The University of Georgia has joined a group of nearly five dozen colleges and universities created several years ago to research its history involving slavery and explore ways to help descendants negatively impacted.
UGA joined the Universities Studying Slavery consortium last week. Its participation comes a month after selecting a 21-member team of faculty members and others to research its history concerning slavery.

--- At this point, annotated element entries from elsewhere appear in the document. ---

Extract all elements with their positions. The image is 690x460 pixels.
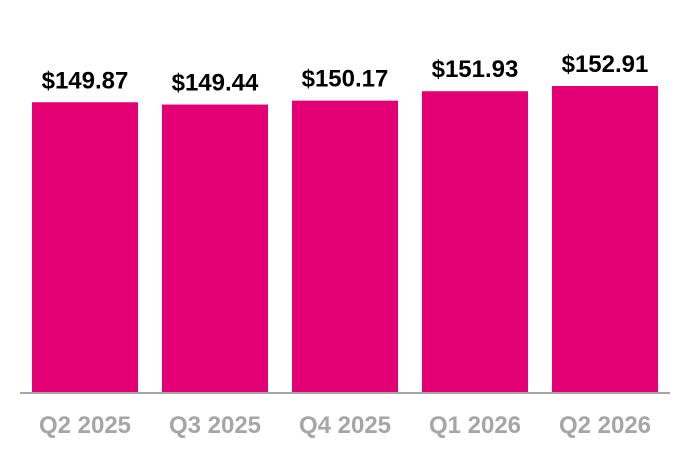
x-tick-label: Q2 2025: [39, 412, 131, 439]
value-label: $149.44: [172, 70, 259, 97]
x-tick-label: Q2 2026: [559, 412, 651, 439]
x-tick-label: Q3 2025: [169, 412, 261, 439]
bar-q1-2026: [422, 91, 528, 393]
x-tick-label: Q1 2026: [429, 412, 521, 439]
bars-group: [32, 85, 658, 394]
x-tick-label: Q4 2025: [299, 412, 391, 439]
bar-q3-2025: [162, 104, 268, 394]
value-label: $150.17: [302, 66, 389, 93]
value-labels-group: $149.87 $149.44 $150.17 $151.93 $152.91: [42, 51, 649, 97]
value-label: $152.91: [562, 51, 649, 78]
bar-q4-2025: [292, 100, 398, 393]
value-label: $151.93: [432, 56, 519, 83]
bar-q2-2026: [552, 85, 658, 394]
bar-q2-2025: [32, 102, 138, 393]
x-tick-labels-group: Q2 2025 Q3 2025 Q4 2025 Q1 2026 Q2 2026: [39, 412, 651, 439]
value-label: $149.87: [42, 67, 129, 94]
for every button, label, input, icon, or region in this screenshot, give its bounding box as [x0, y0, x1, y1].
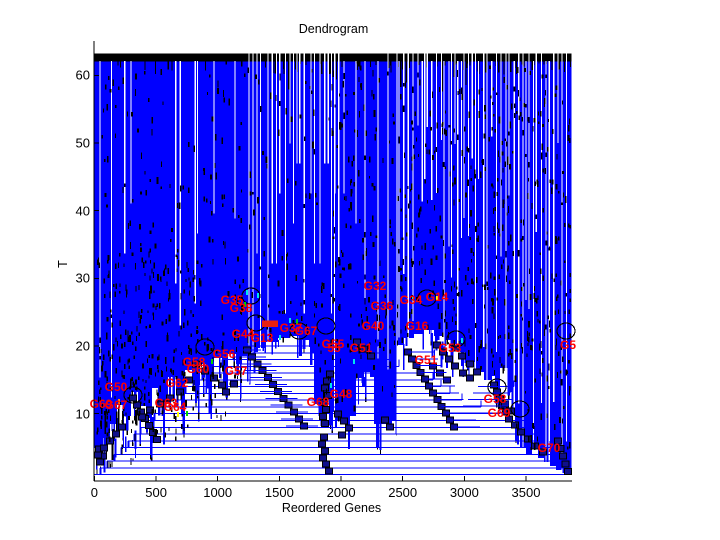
svg-text:G58: G58: [183, 355, 206, 369]
svg-text:G60: G60: [187, 362, 210, 376]
svg-text:G44: G44: [232, 327, 255, 341]
svg-text:G56: G56: [213, 347, 236, 361]
svg-text:G69: G69: [90, 397, 113, 411]
svg-text:G53: G53: [439, 341, 462, 355]
svg-text:G13: G13: [251, 331, 274, 345]
svg-text:G32: G32: [364, 279, 387, 293]
svg-text:55: 55: [327, 341, 341, 355]
svg-text:G40: G40: [362, 319, 385, 333]
svg-text:G55: G55: [322, 337, 345, 351]
svg-text:G48: G48: [330, 387, 353, 401]
svg-text:G62: G62: [166, 376, 189, 390]
svg-text:G14: G14: [426, 290, 449, 304]
svg-text:G16: G16: [406, 319, 429, 333]
svg-text:G67: G67: [105, 398, 128, 412]
svg-text:G51: G51: [415, 353, 438, 367]
svg-text:G51: G51: [350, 341, 373, 355]
svg-text:G50: G50: [105, 380, 128, 394]
svg-text:G37: G37: [280, 321, 303, 335]
svg-text:G58: G58: [484, 392, 507, 406]
svg-text:G5: G5: [560, 338, 576, 352]
svg-text:G70: G70: [538, 441, 561, 455]
svg-text:G57: G57: [225, 364, 248, 378]
svg-text:G63: G63: [155, 396, 178, 410]
svg-text:G38: G38: [230, 301, 253, 315]
svg-text:G35: G35: [221, 293, 244, 307]
svg-text:G67: G67: [295, 324, 318, 338]
svg-text:G34: G34: [400, 293, 423, 307]
svg-text:G69: G69: [488, 406, 511, 420]
svg-text:G68: G68: [307, 395, 330, 409]
svg-text:G36: G36: [371, 299, 394, 313]
svg-text:G64: G64: [164, 400, 187, 414]
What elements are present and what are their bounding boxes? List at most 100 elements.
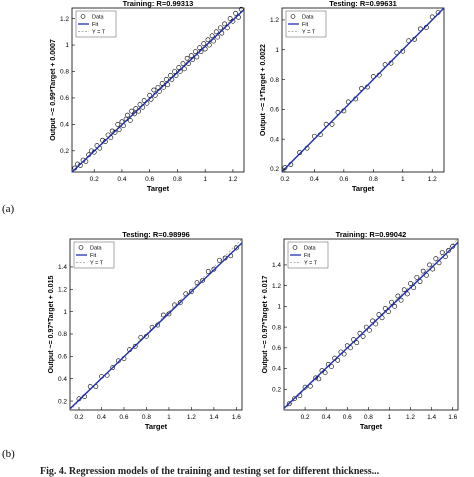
y-tick-label: 1 bbox=[277, 304, 281, 311]
x-tick-label: 0.6 bbox=[343, 414, 352, 421]
y-axis-label: Output ~= 0.99*Target + 0.0007 bbox=[50, 39, 57, 141]
x-tick-label: 0.8 bbox=[142, 414, 151, 421]
data-point bbox=[408, 281, 413, 286]
data-point bbox=[125, 112, 130, 118]
data-point bbox=[205, 269, 211, 274]
data-point bbox=[292, 396, 297, 401]
data-point bbox=[439, 250, 445, 255]
data-point bbox=[354, 340, 360, 346]
legend-yt-label: Y = T bbox=[302, 30, 316, 36]
x-tick-label: 0.8 bbox=[364, 414, 373, 421]
x-axis-label: Target bbox=[352, 184, 375, 193]
data-point bbox=[367, 327, 372, 333]
y-tick-label: 1 bbox=[65, 42, 69, 49]
x-tick-label: 0.2 bbox=[301, 414, 310, 421]
data-point bbox=[163, 77, 169, 82]
x-tick-label: 1.2 bbox=[428, 176, 437, 183]
x-tick-label: 0.8 bbox=[173, 176, 182, 183]
data-point bbox=[302, 384, 308, 390]
x-tick-label: 1.6 bbox=[232, 414, 241, 421]
data-point bbox=[213, 29, 219, 35]
x-axis-label: Target bbox=[145, 422, 168, 431]
y-axis-label: Output ~= 0.97*Target + 0.017 bbox=[262, 276, 269, 374]
legend-data-label: Data bbox=[304, 246, 317, 252]
fit-line bbox=[71, 9, 245, 173]
y-tick-label: 0.8 bbox=[58, 331, 67, 338]
y-tick-label: 1.2 bbox=[270, 17, 279, 24]
data-point bbox=[137, 102, 143, 107]
x-tick-label: 0.6 bbox=[339, 176, 348, 183]
data-point bbox=[360, 334, 366, 339]
y-tick-label: 0.6 bbox=[58, 354, 67, 361]
data-point bbox=[141, 98, 147, 103]
data-point bbox=[165, 82, 171, 88]
data-point bbox=[329, 364, 334, 369]
y-tick-label: 0.4 bbox=[60, 122, 69, 129]
data-point bbox=[166, 311, 172, 317]
panel-label-b: (b) bbox=[2, 448, 15, 460]
x-tick-label: 1 bbox=[388, 414, 392, 421]
data-point bbox=[209, 33, 215, 39]
data-point bbox=[183, 291, 189, 297]
x-tick-label: 0.2 bbox=[90, 176, 99, 183]
data-point bbox=[433, 256, 439, 262]
y-tick-label: 0.8 bbox=[60, 69, 69, 76]
chart-training-a: 0.2 0.4 0.6 0.8 1 1.2 0.2 0.4 0.6 0.8 1 1.2 Training… bbox=[50, 0, 245, 193]
data-point bbox=[211, 266, 217, 272]
y-axis-label: Output ~= 0.97*Target + 0.015 bbox=[48, 276, 55, 374]
data-point bbox=[222, 21, 227, 27]
legend-data-label: Data bbox=[90, 246, 103, 252]
y-tick-label: 0.4 bbox=[58, 376, 67, 383]
legend-fit-label: Fit bbox=[92, 22, 99, 28]
x-tick-label: 0.4 bbox=[310, 176, 319, 183]
data-point bbox=[389, 299, 394, 305]
chart-testing-b: 0.2 0.4 0.6 0.8 1 1.2 1.4 1.6 0.2 0.4 0.6 0.8 1 1.2 1.… bbox=[48, 230, 243, 431]
x-axis-label: Target bbox=[360, 422, 383, 431]
y-tick-label: 1.4 bbox=[58, 264, 67, 271]
data-point bbox=[151, 87, 157, 93]
y-tick-label: 0.6 bbox=[270, 107, 279, 114]
data-point bbox=[398, 297, 404, 303]
data-point bbox=[189, 289, 194, 294]
x-tick-label: 0.2 bbox=[280, 176, 289, 183]
data-point bbox=[184, 55, 190, 61]
chart-title: Training: R=0.99042 bbox=[336, 230, 407, 239]
x-tick-label: 1.4 bbox=[427, 414, 436, 421]
y-tick-label: 1.4 bbox=[272, 262, 281, 269]
legend-data-marker bbox=[292, 245, 298, 250]
data-point bbox=[392, 303, 398, 309]
data-point bbox=[414, 274, 420, 280]
data-point bbox=[115, 121, 121, 127]
x-tick-label: 0.6 bbox=[145, 176, 154, 183]
legend-data-marker bbox=[78, 245, 84, 250]
data-point bbox=[110, 365, 116, 370]
legend-yt-label: Y = T bbox=[304, 261, 318, 267]
x-tick-label: 0.8 bbox=[369, 176, 378, 183]
data-point bbox=[133, 106, 139, 111]
y-tick-label: 0.8 bbox=[272, 324, 281, 331]
figure-caption: Fig. 4. Regression models of the trainin… bbox=[40, 466, 380, 477]
data-point bbox=[382, 306, 388, 311]
legend-fit-label: Fit bbox=[302, 22, 309, 28]
y-tick-label: 0.2 bbox=[272, 386, 281, 393]
legend-box bbox=[75, 10, 117, 38]
data-point bbox=[138, 334, 144, 340]
chart-testing-a: 0.2 0.4 0.6 0.8 1 1.2 0.2 0.4 0.6 0.8 1 1.2 Testing:… bbox=[260, 0, 445, 193]
data-point bbox=[233, 245, 239, 251]
fit-line bbox=[283, 241, 459, 409]
x-tick-label: 0.4 bbox=[117, 176, 126, 183]
y-tick-label: 1.2 bbox=[60, 16, 69, 23]
x-tick-label: 1 bbox=[167, 414, 171, 421]
data-point bbox=[132, 111, 137, 117]
data-point bbox=[160, 312, 166, 318]
chart-title: Testing: R=0.98996 bbox=[122, 230, 190, 239]
data-point bbox=[341, 351, 347, 357]
legend-data-label: Data bbox=[92, 15, 105, 21]
x-axis-label: Target bbox=[147, 184, 170, 193]
data-point bbox=[201, 41, 207, 47]
data-point bbox=[129, 108, 135, 114]
data-point bbox=[329, 121, 335, 127]
data-point bbox=[446, 247, 451, 253]
y-tick-label: 1 bbox=[275, 47, 279, 54]
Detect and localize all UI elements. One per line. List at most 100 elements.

The research initiative is expected to be completed by June 2021.
“We are excited to have a team of faculty from several units collaborating on this project,” UGA officials said in a statement on the consortium’s website. “The range of expertise represented by the research team will provide a rich academic examination of the history of slavery at UGA and contribute significantly to our scholarly understanding of the history of the institution.”
Credit: Imani Dennis
Credit: Imani Dennis
Records show enslaved workers cleaned buildings, started fires to keep students warm and performed other tasks for UGA students and the faculty and administrators who owned them.
A group of community leaders, faculty and students has held demonstrations on campus this year to pressure university leadership to take action on researching how slavery may have benefited UGA, which was chartered about 80 years before slavery ended.

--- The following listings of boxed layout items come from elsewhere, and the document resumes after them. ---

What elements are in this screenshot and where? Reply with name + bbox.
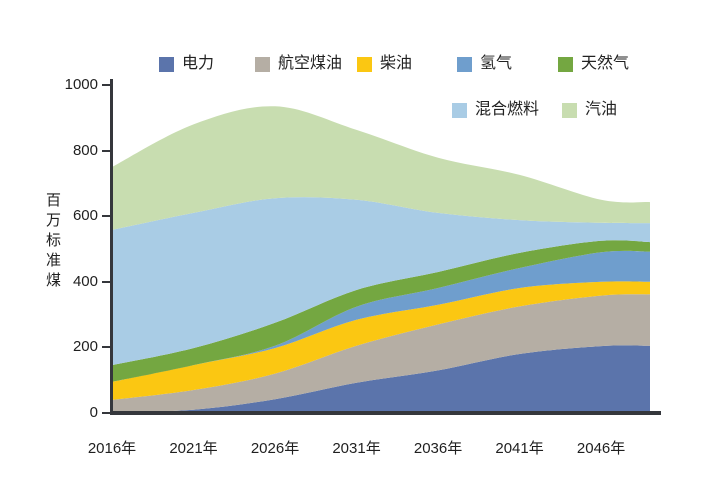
legend-swatch bbox=[457, 56, 472, 72]
legend-label: 航空煤油 bbox=[278, 55, 343, 72]
y-axis-line bbox=[110, 79, 113, 414]
legend-label: 氢气 bbox=[480, 55, 513, 72]
legend-item: 电力 bbox=[159, 56, 214, 72]
legend-item: 天然气 bbox=[558, 56, 629, 72]
legend-swatch bbox=[357, 56, 372, 72]
legend-swatch bbox=[159, 56, 174, 72]
y-tick-mark bbox=[102, 149, 111, 152]
legend-swatch bbox=[562, 102, 577, 118]
legend-swatch bbox=[255, 56, 270, 72]
y-tick-mark bbox=[102, 84, 111, 86]
area-series-2 bbox=[112, 281, 650, 400]
y-tick-mark bbox=[102, 280, 111, 283]
legend-item: 汽油 bbox=[562, 102, 617, 118]
area-series-4 bbox=[112, 240, 650, 382]
x-tick-label: 2036年 bbox=[413, 440, 463, 457]
y-tick-label: 0 bbox=[89, 404, 98, 421]
legend-item: 柴油 bbox=[357, 56, 412, 72]
y-tick-label: 200 bbox=[72, 338, 98, 356]
y-tick-label: 800 bbox=[72, 141, 98, 159]
y-tick-mark bbox=[102, 412, 111, 414]
area-series-3 bbox=[112, 250, 650, 382]
legend-swatch bbox=[452, 102, 467, 118]
legend-label: 汽油 bbox=[585, 101, 618, 118]
x-axis-line bbox=[110, 411, 661, 415]
y-tick-mark bbox=[102, 346, 111, 349]
legend-item: 混合燃料 bbox=[452, 102, 539, 118]
area-series-1 bbox=[112, 294, 650, 413]
legend-item: 氢气 bbox=[457, 56, 512, 72]
x-tick-label: 2046年 bbox=[576, 440, 626, 457]
legend-label: 天然气 bbox=[581, 55, 630, 72]
x-tick-label: 2021年 bbox=[169, 440, 218, 457]
legend-swatch bbox=[558, 56, 573, 72]
legend-label: 电力 bbox=[182, 55, 215, 72]
x-tick-label: 2026年 bbox=[250, 440, 300, 457]
x-tick-label: 2041年 bbox=[495, 440, 544, 457]
y-tick-label: 1000 bbox=[64, 76, 98, 93]
y-tick-label: 600 bbox=[72, 207, 98, 225]
y-axis-label: 百万标准煤 bbox=[44, 192, 61, 292]
area-series-6 bbox=[112, 106, 650, 230]
x-tick-label: 2031年 bbox=[332, 440, 381, 457]
legend-label: 混合燃料 bbox=[475, 101, 540, 118]
legend-item: 航空煤油 bbox=[255, 56, 342, 72]
area-series-5 bbox=[112, 197, 650, 366]
y-tick-mark bbox=[102, 215, 111, 218]
area-series-0 bbox=[112, 345, 650, 413]
legend-label: 柴油 bbox=[380, 55, 413, 72]
x-tick-label: 2016年 bbox=[87, 440, 137, 457]
y-tick-label: 400 bbox=[72, 272, 98, 290]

“These are very important steps, hopefully the first of many more to come, towards uncovering the truth about our past, listening to voices we have long ignored, and collaborating to create a more just and equitable future,” the group said in a statement Friday, thanking UGA for joining the consortium.
The consortium is based at the University of Virginia. The schools, mostly located in the Southeast, share advice and resources. Wesleyan College is the only other Georgia school in the group, according to the consortium’s website. There’s no membership fee.
Some schools in the consortium have found they financially profited from slavery and apologized. Georgia’s largest private university, Emory University, issued a “statement of regret” in 2011 after its research “revealed the important role of slaves in helping to build and support the young institution.”